The new question I'm hearing around the book blogs and forums lately is a perfect conversation starter - but one we never would have asked only a few years ago. What's on your Kindle?
I've got plenty of books on mine that I haven't gotten around to reading yet, but I thought I'd list a few that I've been interested in for a while, along with some reviews I've been reading that have peaked my interest.
The first would be David Peace's Nineteen Seventy-Four. Small wonder why I'm interested in this one. The book is the first of a quartet, and Peace's debut novel. Set in the title year, it's a gritty, noirish character driven story that subsequently landed David Peace a Granta nod and a series of film adaptations in the UK. There's an excellent blog review here.

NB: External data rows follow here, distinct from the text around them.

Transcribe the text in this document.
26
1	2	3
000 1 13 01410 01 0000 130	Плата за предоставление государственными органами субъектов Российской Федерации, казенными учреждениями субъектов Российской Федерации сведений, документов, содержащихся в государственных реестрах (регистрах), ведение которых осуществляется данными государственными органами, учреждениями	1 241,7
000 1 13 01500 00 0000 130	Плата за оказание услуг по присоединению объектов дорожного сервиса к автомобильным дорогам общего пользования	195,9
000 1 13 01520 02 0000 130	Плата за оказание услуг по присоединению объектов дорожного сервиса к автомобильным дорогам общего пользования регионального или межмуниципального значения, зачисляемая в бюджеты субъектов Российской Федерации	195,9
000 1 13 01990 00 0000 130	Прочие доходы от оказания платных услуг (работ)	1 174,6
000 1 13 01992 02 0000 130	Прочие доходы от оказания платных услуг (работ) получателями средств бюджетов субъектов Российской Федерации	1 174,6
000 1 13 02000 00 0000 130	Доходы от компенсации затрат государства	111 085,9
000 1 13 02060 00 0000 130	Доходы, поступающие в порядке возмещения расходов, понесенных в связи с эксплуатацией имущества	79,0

The book industry has been experiencing what we could curiously call a "Swedish Invasion." Cynical readers might refuse to look twice at the broadening library of crime novels coming from the otherwise peaceful northern nation, but there's a reason these Swedish novels are experiencing significant attention. They're just good. Box 21, by Anders Roslund and Borge Hellstrom is no exception. The writing duo has been getting a lot of attention from serious readers since Publishers Weekly, the New York Times, and a host of other reviewers gave the book a standing ovation upon its release.
T. J. English's The Savage City is a historical narrative of New York City in the '60s and '70s, told with the attention and suspense of a dramatic police procedural. Being a man of Los Angeles, the Big Apple holds a whole different kind of narrative novelty to me. I'd put this book in the queue with Erik Larson's The Devil and the White City in terms of taking the history of a city, finding it's pulse, and turning its narrative into a kind of cult object.